Musically, Leo Svirsky interprets this principle using a piano, first and foremost, and predominantly solo. Long rolling chord work and super-sustained single chords twinkle and play in a manner that gives us work that feels classical in timbre, but more mesmeric and sometimes even drone-like in form. When it lets up slightly, particularly in the title track, it falls back into more familiar and romantic-sounding themes; on “Trembling Instants” sounding somewhat glib at first. Some strong and deliberate stereo separation, pushing a piano across your aural field, adds to the sense of immersion.

Ten minutes in, other elements are introduced. The piano still remains at the centre but we are also given electronics, strings and trumpet- generally long notes, drawing lines of tension or support to compliment the musical core. In “Rain, Rivers, Forest, Corn, Wind, Sand” it forges an unusual hybrid of almost folksy acoustic drone with more contemporary-sound synthetic touches.

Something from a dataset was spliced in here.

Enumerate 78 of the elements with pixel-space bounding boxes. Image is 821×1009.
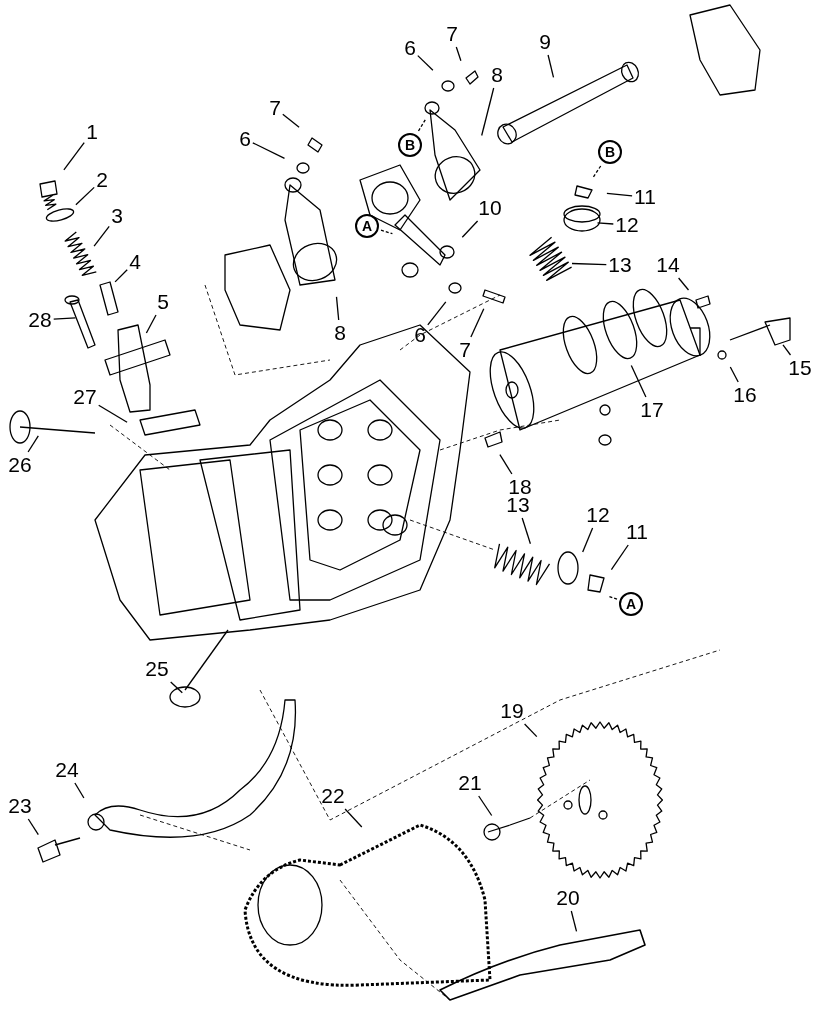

“Strange Lands And People” is the most sombre point, a ten minute piano ballad that is also perhaps the album’s most traditional point as well, and coupled with final piece “Fanfare (after Jeromos Kamphuis)”, a sparser collection of tip-toeing single chords, the album wraps up firmly ensconced in a sense of musical tradition.

It’s a piano-driven album that somehow fails to sing. In trying to find the fluidity and commonality among musical ideas old and new, it has landed in a kind of mediocre middle ground, neither truly one thing or another. It is perhaps held back by self-indulgent piano time where some of the more layered and collaborative sections would have been more interesting to hear extended or explored further. It’s pleasant enough though.